For my last car, a Volkswagen Passat with the factory stereo, I used a cassette adapter, and with my new car a Jeep Wrangler, I will be installing an aftermarket Kenwood head unit that has the ability to have more than one line-level input (with accessory box). I found the Kenwood EZ-500, which is one of the few aftermarket units that actually remains relatively easy to operate. Kenwood also apparently has the best iPod integration (and it will be nice to have a Kenwood unit, since they actually make ham gear, too).

I also rigged up a little switch box with four stereo input jacks and two DPDT's so that I could switch between two different inputs and two different outputs. I used this in the Passat to switch inputs from my Yaesu FT-100 and my iPod, and outputs between the car stereo and a pair of headphones (stationary only).

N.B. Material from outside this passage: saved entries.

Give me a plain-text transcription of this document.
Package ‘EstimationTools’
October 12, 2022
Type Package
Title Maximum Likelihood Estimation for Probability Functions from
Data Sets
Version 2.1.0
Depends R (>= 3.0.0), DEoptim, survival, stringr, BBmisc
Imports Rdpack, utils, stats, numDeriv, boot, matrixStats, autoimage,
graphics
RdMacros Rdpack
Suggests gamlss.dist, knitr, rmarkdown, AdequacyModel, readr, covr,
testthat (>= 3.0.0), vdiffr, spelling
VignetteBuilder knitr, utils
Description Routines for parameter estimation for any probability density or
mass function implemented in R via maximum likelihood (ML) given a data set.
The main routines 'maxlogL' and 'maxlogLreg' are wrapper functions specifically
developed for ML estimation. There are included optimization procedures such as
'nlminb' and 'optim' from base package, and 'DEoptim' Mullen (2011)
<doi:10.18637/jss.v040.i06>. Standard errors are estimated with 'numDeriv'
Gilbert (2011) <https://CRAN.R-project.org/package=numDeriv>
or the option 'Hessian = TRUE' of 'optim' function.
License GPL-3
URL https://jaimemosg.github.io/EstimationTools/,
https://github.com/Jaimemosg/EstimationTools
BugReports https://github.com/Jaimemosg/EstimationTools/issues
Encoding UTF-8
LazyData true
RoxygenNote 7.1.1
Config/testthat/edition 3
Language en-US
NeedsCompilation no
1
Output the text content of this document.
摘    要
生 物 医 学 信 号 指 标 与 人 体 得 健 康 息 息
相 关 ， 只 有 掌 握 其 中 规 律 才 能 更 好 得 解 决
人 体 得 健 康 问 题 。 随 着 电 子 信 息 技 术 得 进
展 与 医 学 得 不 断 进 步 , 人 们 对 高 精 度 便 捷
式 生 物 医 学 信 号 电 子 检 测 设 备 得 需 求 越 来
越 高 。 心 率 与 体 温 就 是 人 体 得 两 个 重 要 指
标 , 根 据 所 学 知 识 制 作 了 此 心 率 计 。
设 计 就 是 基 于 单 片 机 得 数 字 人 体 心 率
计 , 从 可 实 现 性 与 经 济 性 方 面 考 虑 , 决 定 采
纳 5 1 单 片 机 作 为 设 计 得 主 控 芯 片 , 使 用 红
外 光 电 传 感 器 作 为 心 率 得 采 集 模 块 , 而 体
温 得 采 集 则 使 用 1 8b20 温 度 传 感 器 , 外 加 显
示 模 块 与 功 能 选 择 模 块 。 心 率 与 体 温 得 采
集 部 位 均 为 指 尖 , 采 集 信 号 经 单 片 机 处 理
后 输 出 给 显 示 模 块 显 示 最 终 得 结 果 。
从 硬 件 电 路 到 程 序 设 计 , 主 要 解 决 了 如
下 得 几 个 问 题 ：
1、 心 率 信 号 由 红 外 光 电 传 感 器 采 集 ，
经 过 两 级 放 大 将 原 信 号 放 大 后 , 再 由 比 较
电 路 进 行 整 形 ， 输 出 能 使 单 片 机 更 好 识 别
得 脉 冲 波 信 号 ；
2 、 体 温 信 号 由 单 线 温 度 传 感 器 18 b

With my FT-100, I also needed a mono/stereo adapter to get the sound in both sides, and I also used a mono Y-cable to send the audio to my little MFJ morse decoder. I can't remember if I had an attenuator, since the ext. spkr. output of the FT-100 is speaker level, not line level, but you may want one of those, as well. I think I just kept the volume on the FT-100 down to match my broadcast radio volume.